How do you create a new sports commercial when there’s no new footage to show? Nike’s latest post-covid ad welcomes back the NBA season with some astonishingly edited archived clips, that perfectly sync up athletes via split screen.
Called “You Can’t Stop Us,” the film is set to launch during basketball’s long-anticipated return from its halt to the season back in March.
The ad, created by agency Wieden + Kennedy, mixes 4,000 pieces of historical archive footage from 24 sports into a 90-second tribute to the ways athletes bounce back.
Working with Pulse Films director Oscar Hudson, Joint editors Peter Wiedensmith and Jessica Baclesse, and the visual effects team at A52, the team researched 4,000 sports action sequences and chose 72 of them to combine into 36 split-screen moments, where the action on both sides appears to meld into one.

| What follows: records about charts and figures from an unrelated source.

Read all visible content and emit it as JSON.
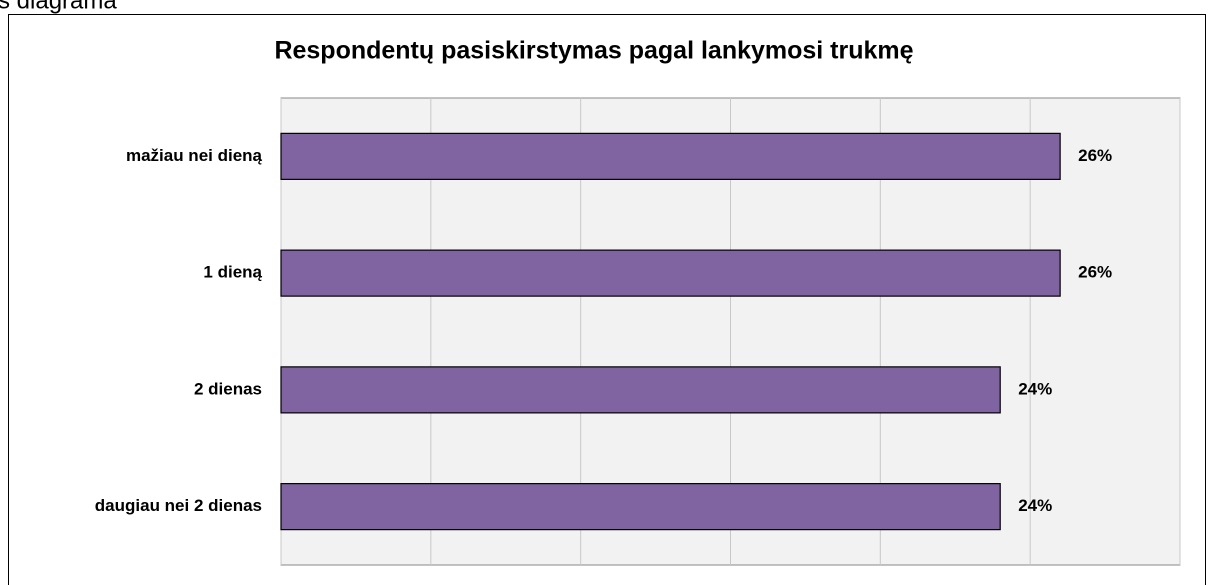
{
  "caption": "s diagrama",
  "chart_data": {
    "type": "barh",
    "title": "Respondentų pasiskirstymas pagal lankymosi trukmę",
    "categories": [
      "mažiau nei dieną",
      "1 dieną",
      "2 dienas",
      "daugiau nei 2 dienas"
    ],
    "values": [
      26,
      26,
      24,
      24
    ],
    "value_labels": [
      "26%",
      "26%",
      "24%",
      "24%"
    ],
    "color": "#8064a2",
    "xlim": [
      0,
      30
    ],
    "xticks": [
      0,
      5,
      10,
      15,
      20,
      25,
      30
    ],
    "grid": true
  }
}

Narrated by soccer star Megan Rapinoe, the spot blends 36 pairs of athletes into one another, emphasising “commonalities shared by athletes around the world.”
Along with everyday athletes, the spot features stars such as Rapinoe, LeBron James, Naomi Osaka, Eliud Kipchoge, Caster Semenya, Cristiano Ronaldo, Giannis Antetokounmpo, Serena Williams, Colin Kaepernick and Kylian Mbappé.

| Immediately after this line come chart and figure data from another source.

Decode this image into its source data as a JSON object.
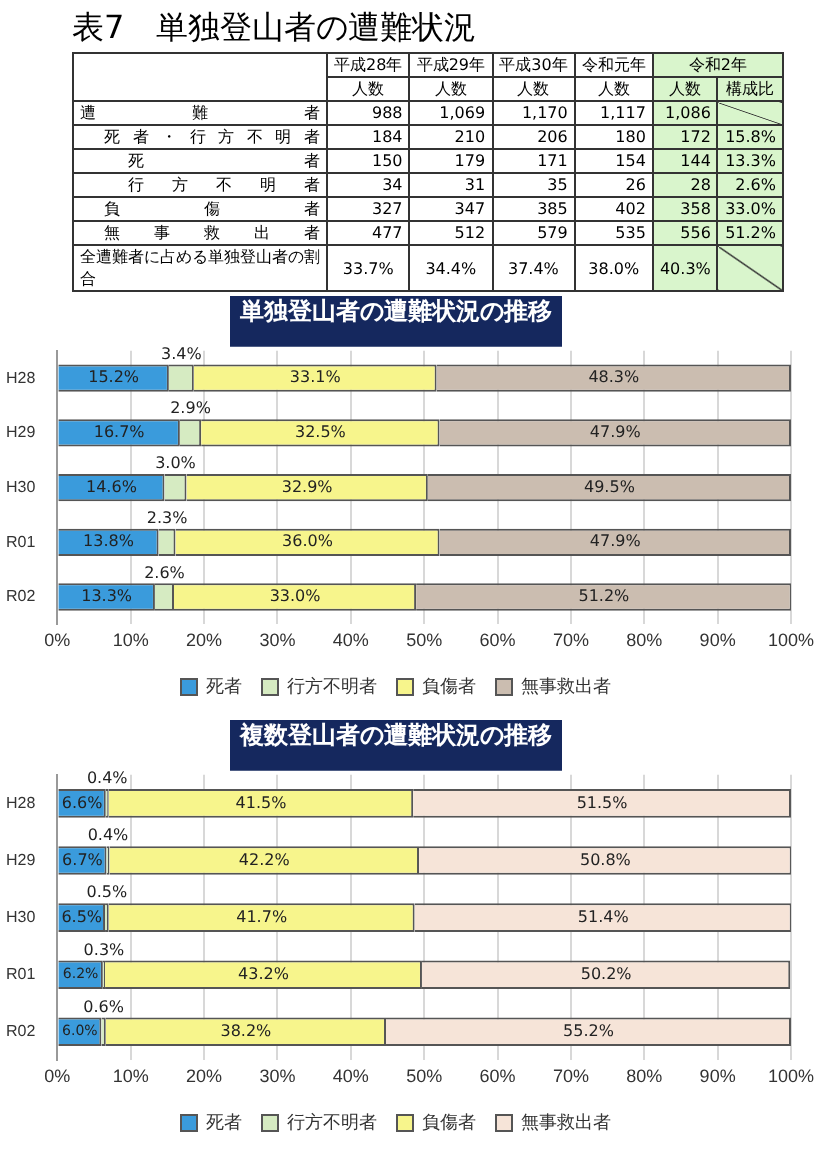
{
  "chart_data": [
    {
      "type": "other",
      "title": "表7　単独登山者の遭難状況",
      "categories": [
        "平成28年",
        "平成29年",
        "平成30年",
        "令和元年",
        "令和2年",
        null
      ],
      "y_categories": [
        null,
        "遭難者",
        "死者・行方不明者",
        "死者",
        "行方不明者",
        "負傷者",
        "無事救出者",
        "全遭難者に占める単独登山者の割合"
      ],
      "cell_labels": [
        [
          "人数",
          "人数",
          "人数",
          "人数",
          "人数",
          "構成比"
        ],
        [
          "988",
          "1,069",
          "1,170",
          "1,117",
          "1,086",
          null
        ],
        [
          "184",
          "210",
          "206",
          "180",
          "172",
          "15.8%"
        ],
        [
          "150",
          "179",
          "171",
          "154",
          "144",
          "13.3%"
        ],
        [
          "34",
          "31",
          "35",
          "26",
          "28",
          "2.6%"
        ],
        [
          "327",
          "347",
          "385",
          "402",
          "358",
          "33.0%"
        ],
        [
          "477",
          "512",
          "579",
          "535",
          "556",
          "51.2%"
        ],
        [
          "33.7%",
          "34.4%",
          "37.4%",
          "38.0%",
          "40.3%",
          null
        ]
      ]
    },
    {
      "type": "bar",
      "orientation": "horizontal",
      "stacked": true,
      "title": "単独登山者の遭難状況の推移",
      "categories": [
        "H28",
        "H29",
        "H30",
        "R01",
        "R02"
      ],
      "xlim": [
        0,
        100
      ],
      "xticks": [
        {
          "value": 0,
          "label": "0%"
        },
        {
          "value": 10,
          "label": "10%"
        },
        {
          "value": 20,
          "label": "20%"
        },
        {
          "value": 30,
          "label": "30%"
        },
        {
          "value": 40,
          "label": "40%"
        },
        {
          "value": 50,
          "label": "50%"
        },
        {
          "value": 60,
          "label": "60%"
        },
        {
          "value": 70,
          "label": "70%"
        },
        {
          "value": 80,
          "label": "80%"
        },
        {
          "value": 90,
          "label": "90%"
        },
        {
          "value": 100,
          "label": "100%"
        }
      ],
      "grid": "x",
      "legend": "bottom",
      "series": [
        {
          "name": "死者",
          "color": "#3a9bdc",
          "values": [
            15.2,
            16.7,
            14.6,
            13.8,
            13.3
          ],
          "value_labels": [
            "15.2%",
            "16.7%",
            "14.6%",
            "13.8%",
            "13.3%"
          ]
        },
        {
          "name": "行方不明者",
          "color": "#d6ebc2",
          "values": [
            3.4,
            2.9,
            3.0,
            2.3,
            2.6
          ],
          "value_labels": [
            "3.4%",
            "2.9%",
            "3.0%",
            "2.3%",
            "2.6%"
          ]
        },
        {
          "name": "負傷者",
          "color": "#f7f58c",
          "values": [
            33.1,
            32.5,
            32.9,
            36.0,
            33.0
          ],
          "value_labels": [
            "33.1%",
            "32.5%",
            "32.9%",
            "36.0%",
            "33.0%"
          ]
        },
        {
          "name": "無事救出者",
          "color": "#cbbdb0",
          "values": [
            48.3,
            47.9,
            49.5,
            47.9,
            51.2
          ],
          "value_labels": [
            "48.3%",
            "47.9%",
            "49.5%",
            "47.9%",
            "51.2%"
          ]
        }
      ]
    },
    {
      "type": "bar",
      "orientation": "horizontal",
      "stacked": true,
      "title": "複数登山者の遭難状況の推移",
      "categories": [
        "H28",
        "H29",
        "H30",
        "R01",
        "R02"
      ],
      "xlim": [
        0,
        100
      ],
      "xticks": [
        {
          "value": 0,
          "label": "0%"
        },
        {
          "value": 10,
          "label": "10%"
        },
        {
          "value": 20,
          "label": "20%"
        },
        {
          "value": 30,
          "label": "30%"
        },
        {
          "value": 40,
          "label": "40%"
        },
        {
          "value": 50,
          "label": "50%"
        },
        {
          "value": 60,
          "label": "60%"
        },
        {
          "value": 70,
          "label": "70%"
        },
        {
          "value": 80,
          "label": "80%"
        },
        {
          "value": 90,
          "label": "90%"
        },
        {
          "value": 100,
          "label": "100%"
        }
      ],
      "grid": "x",
      "legend": "bottom",
      "series": [
        {
          "name": "死者",
          "color": "#3a9bdc",
          "values": [
            6.6,
            6.7,
            6.5,
            6.2,
            6.0
          ],
          "value_labels": [
            "6.6%",
            "6.7%",
            "6.5%",
            "6.2%",
            "6.0%"
          ]
        },
        {
          "name": "行方不明者",
          "color": "#d6ebc2",
          "values": [
            0.4,
            0.4,
            0.5,
            0.3,
            0.6
          ],
          "value_labels": [
            "0.4%",
            "0.4%",
            "0.5%",
            "0.3%",
            "0.6%"
          ]
        },
        {
          "name": "負傷者",
          "color": "#f7f58c",
          "values": [
            41.5,
            42.2,
            41.7,
            43.2,
            38.2
          ],
          "value_labels": [
            "41.5%",
            "42.2%",
            "41.7%",
            "43.2%",
            "38.2%"
          ]
        },
        {
          "name": "無事救出者",
          "color": "#f6e4d8",
          "values": [
            51.5,
            50.8,
            51.4,
            50.2,
            55.2
          ],
          "value_labels": [
            "51.5%",
            "50.8%",
            "51.4%",
            "50.2%",
            "55.2%"
          ]
        }
      ]
    }
  ]
}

“We are not going back to an old normal,” says the Rapinoe voiceover. “We have all these people in the streets, using their voices, and those voices are being heard. I ask people to be energized by this moment and not let up. I believe it’s everybody’s responsibility to advocate for change.”
Why it works
The ad captures the mood of a nation, tying in Covid with other big cultural themes. It builds front of mind awareness and brand equity
and creates a warmth and sense of solidarity that Nike is “on your side”.
Getting the right tone for this type of advertising is extremely challenging, and Nike’s execution is an award-winning standard. The ad is about the unifying power of sport, even as the threat of the pandemic still hangs heavily over all professional sport and it also shows how sport helps create an equal playing field by athletes looking to create change.
The video ad has been viewed nearly 8 million times within the first 24 hours of going live on YouTube.